McIlroy frustrated with poor play
Better days are ahead for Rory McIlroy
DUBLIN, Ohio -- Scrub a crawl space with a cotton ball. Have a heaping spoonful of cockroach soup. Watch a "Here Comes Honey Boo Boo" marathon.
These are all things Rory McIlroy looked as if he'd rather be doing Thursday than what he actually did: shoot a 6-over-par 78 in the opening round of the Memorial Tournament.
It was the kind of round that made you wonder how McIlroy ever won a U.S. Open and a PGA Championship. After he four-putted from 56 feet on his third hole of the day (three-putted from 12 feet!), you wondered if he could win a member-member.
"The game just isn't all there at the minute," said McIlroy.
The game hasn't been all there for minutes, hours, days, weeks and months. The world's No. 2-ranked player is winless this season. He missed the cut at last week's BMW PGA Championship. Unless he shoots a retirement age Friday (65, maybe 66), he's going to miss the cut here for the second year in a row.
And yet, I believe. I believe that no one as talented as McIlroy is going to stink it up like sulfur water much longer. I believe he's not allergic to his new-ish clubs. I believe this is just another Rors phase -- and it has nothing to do with his Caroline Wozniacki romance or his reported impending divorce from his second management company in the past 19 months.
"So, yeah, I mean, obviously, I haven't lived up to my own expectations this year," he said. "But I'm working hard to try to live up to them and working hard to try and get the game back to where I know it can be."
Right now, McIlroy's game is on a carton of 2 percent milk. The Memorial is his 11th event of the year. If he doesn't go way low Friday, he'll have as many missed cuts and WD's this season as he has top-10 finishes. That's not a good ratio.
He was no factor at the Masters. And who can forget what happened at the Honda Classic earlier this year, when McIlroy, the defending champion, withdrew from the tournament midway through the second round after hitting a ball in the water. First came the "I'm not in a good place mentally" comment, followed about an hour later by a McIlroy statement claiming wisdom teeth problems.

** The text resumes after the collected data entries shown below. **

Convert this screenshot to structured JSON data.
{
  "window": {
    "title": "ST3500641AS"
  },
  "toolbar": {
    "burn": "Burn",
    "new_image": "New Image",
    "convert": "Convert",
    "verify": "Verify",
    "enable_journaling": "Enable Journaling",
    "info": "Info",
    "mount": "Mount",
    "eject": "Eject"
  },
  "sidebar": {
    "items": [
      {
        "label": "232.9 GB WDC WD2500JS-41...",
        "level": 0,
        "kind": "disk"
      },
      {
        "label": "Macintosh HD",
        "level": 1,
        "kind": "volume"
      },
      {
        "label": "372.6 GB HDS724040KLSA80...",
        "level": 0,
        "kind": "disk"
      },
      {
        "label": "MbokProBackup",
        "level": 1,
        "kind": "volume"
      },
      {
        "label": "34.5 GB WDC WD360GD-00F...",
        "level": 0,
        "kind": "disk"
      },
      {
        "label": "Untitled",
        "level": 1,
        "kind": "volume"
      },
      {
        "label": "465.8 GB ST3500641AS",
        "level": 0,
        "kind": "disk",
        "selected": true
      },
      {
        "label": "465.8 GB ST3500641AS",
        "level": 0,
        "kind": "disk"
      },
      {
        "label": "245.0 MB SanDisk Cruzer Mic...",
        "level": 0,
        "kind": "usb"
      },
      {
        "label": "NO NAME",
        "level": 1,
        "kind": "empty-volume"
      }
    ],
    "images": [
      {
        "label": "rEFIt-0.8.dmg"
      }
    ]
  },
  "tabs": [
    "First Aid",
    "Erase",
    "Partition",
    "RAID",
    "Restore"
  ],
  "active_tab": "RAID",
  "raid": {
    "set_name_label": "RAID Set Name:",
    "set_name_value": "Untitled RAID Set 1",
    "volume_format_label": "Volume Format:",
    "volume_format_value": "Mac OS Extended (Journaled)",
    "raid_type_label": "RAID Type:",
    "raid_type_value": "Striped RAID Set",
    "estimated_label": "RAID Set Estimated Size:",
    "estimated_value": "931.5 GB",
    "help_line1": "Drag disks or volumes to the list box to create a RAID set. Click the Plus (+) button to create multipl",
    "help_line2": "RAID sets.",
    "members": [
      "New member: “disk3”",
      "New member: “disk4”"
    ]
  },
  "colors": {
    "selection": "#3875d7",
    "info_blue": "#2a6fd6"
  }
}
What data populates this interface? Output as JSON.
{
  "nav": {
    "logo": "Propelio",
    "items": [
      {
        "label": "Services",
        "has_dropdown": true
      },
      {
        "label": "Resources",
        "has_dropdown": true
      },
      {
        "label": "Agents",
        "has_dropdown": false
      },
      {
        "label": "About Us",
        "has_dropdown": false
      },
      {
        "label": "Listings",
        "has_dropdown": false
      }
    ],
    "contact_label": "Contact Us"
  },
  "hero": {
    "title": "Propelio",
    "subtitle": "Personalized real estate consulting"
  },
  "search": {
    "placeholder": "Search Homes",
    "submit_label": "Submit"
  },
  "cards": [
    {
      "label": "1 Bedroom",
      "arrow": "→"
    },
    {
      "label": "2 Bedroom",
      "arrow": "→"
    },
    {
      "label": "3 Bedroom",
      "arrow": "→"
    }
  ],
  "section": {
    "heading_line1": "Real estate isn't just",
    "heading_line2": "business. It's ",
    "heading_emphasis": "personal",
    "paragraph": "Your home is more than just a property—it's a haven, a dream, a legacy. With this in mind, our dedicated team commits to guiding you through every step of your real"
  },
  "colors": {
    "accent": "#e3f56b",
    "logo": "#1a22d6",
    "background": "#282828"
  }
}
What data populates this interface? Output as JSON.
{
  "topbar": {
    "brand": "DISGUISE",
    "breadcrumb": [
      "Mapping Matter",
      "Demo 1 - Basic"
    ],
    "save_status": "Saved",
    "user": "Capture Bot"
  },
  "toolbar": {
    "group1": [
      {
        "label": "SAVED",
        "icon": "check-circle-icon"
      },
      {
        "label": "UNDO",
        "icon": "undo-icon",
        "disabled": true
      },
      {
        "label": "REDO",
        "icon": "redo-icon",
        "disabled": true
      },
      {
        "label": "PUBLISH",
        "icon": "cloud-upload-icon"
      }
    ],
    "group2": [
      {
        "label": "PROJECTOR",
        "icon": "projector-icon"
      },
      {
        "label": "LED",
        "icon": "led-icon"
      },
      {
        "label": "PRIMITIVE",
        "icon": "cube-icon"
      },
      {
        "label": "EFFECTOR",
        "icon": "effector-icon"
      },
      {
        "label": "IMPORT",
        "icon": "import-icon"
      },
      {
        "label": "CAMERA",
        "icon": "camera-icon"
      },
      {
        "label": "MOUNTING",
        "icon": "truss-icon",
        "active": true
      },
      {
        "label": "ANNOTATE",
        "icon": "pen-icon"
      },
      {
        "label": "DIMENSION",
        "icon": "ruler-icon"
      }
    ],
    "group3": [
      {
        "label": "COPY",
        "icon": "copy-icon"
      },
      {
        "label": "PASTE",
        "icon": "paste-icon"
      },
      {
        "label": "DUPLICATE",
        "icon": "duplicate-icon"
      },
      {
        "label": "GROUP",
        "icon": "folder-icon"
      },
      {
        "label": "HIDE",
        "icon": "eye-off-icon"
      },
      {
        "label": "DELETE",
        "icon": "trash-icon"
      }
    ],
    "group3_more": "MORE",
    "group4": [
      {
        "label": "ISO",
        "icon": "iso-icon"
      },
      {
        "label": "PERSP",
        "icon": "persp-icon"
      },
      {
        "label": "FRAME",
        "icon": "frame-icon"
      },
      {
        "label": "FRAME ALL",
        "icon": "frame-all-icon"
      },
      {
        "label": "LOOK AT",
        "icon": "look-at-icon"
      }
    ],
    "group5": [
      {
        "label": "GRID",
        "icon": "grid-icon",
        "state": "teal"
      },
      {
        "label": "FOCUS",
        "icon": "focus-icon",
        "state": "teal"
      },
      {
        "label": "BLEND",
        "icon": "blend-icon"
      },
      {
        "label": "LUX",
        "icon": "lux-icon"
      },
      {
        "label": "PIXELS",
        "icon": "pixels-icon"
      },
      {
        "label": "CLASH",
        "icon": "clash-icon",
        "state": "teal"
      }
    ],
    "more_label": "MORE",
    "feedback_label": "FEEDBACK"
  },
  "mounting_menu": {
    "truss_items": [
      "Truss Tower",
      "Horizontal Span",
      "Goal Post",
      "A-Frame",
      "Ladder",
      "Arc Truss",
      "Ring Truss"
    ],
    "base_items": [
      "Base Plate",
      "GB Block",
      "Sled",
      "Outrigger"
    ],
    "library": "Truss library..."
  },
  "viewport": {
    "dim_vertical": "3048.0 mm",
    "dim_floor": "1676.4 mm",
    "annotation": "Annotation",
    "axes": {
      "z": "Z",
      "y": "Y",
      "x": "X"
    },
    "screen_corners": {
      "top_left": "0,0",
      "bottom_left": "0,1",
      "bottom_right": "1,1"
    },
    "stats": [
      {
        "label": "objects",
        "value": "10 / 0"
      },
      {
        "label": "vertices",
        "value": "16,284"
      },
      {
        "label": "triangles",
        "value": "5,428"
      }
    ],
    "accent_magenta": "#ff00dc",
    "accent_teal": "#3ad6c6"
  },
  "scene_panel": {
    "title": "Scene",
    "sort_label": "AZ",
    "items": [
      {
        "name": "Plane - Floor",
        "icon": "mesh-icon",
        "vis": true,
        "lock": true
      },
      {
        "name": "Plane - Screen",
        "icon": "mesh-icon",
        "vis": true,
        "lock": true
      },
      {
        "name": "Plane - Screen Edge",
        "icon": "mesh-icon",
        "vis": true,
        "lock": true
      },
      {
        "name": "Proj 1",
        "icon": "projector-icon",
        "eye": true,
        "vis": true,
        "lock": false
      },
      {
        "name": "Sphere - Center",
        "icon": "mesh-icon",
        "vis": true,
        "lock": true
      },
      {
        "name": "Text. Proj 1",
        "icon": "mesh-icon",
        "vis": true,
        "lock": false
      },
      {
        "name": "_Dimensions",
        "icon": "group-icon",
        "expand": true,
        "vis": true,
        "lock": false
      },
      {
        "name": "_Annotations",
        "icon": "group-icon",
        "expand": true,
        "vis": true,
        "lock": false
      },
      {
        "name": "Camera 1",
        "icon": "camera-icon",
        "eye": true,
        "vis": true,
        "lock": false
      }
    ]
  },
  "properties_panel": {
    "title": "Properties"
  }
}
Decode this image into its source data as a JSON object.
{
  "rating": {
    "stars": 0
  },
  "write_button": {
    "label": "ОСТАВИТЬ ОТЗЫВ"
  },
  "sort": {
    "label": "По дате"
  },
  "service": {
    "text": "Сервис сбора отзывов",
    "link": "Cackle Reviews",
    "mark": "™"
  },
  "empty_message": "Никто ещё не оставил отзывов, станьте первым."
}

It was a rare public relations triple-bogey for McIlroy, and it created a perception that the 24-year-old Northern Irishman was perhaps out of his depth.
Sorry, I'm not buying it. McIlroy has made his share of blunders, but there's a difference between arrogance and knuckleheadedness. He botched the wisdom tooth thing, but he learned from his mistake. He'll learn from this latest winless streak, too.
"I'm pretty frustrated," said McIlroy. "I'm trying not to let it get to me. It is what it is. A few bad rounds of golf isn't going to ruin anything."
Remember what happened last year? Beginning in mid-May, McIlroy missed the cut at The Players, missed the cut at the Memorial, missed the cut at the U.S. Open, and tied for 60th at the Open Championship. The "What's Wrong With Rory" stories multiplied like fungus in a petri dish.
Then he vaporized the field at the PGA Championship and added wins at the Deutsche Bank Championship and the BMW Championship. He won the money title on both tours and was named the PGA Tour player of the year.
What was wrong with McIlroy? Not a thing.
McIlroy's putting was gruesome Thursday. Of his 78 strokes, 33 were putts. At one point he took a few practice strokes with Justin Rose's putter as they stood off the No. 6 green.
"It's probably a lack of confidence more than anything else," said McIlroy.
You think? McIlroy's body language screamed, "I'd very much like to plunge knitting needles into my eyes." He stopped for several minutes to speak to the media (classy move), ducked under a gallery rope, made his way around the practice green and then trudged up the clubhouse stairs with his father, Gerry.
McIlroy will be OK. A Thursday round of 40-38 doesn't change that. Only seven fairways hit doesn't change that. Eleven of 18 greens hit in regulation doesn't change that.
It was one round. It followed two other mediocre rounds at Wentworth last week. And they followed in a so far indifferent 2013 season. "But I'm working hard and I'm trying to figure things out, and hopefully they'll come around soon," he said.
They will. You can't see it -- yet -- but McIlroy is close. Really close. He knows it. Those close to him know it.
Soon his scorecard will know it, too.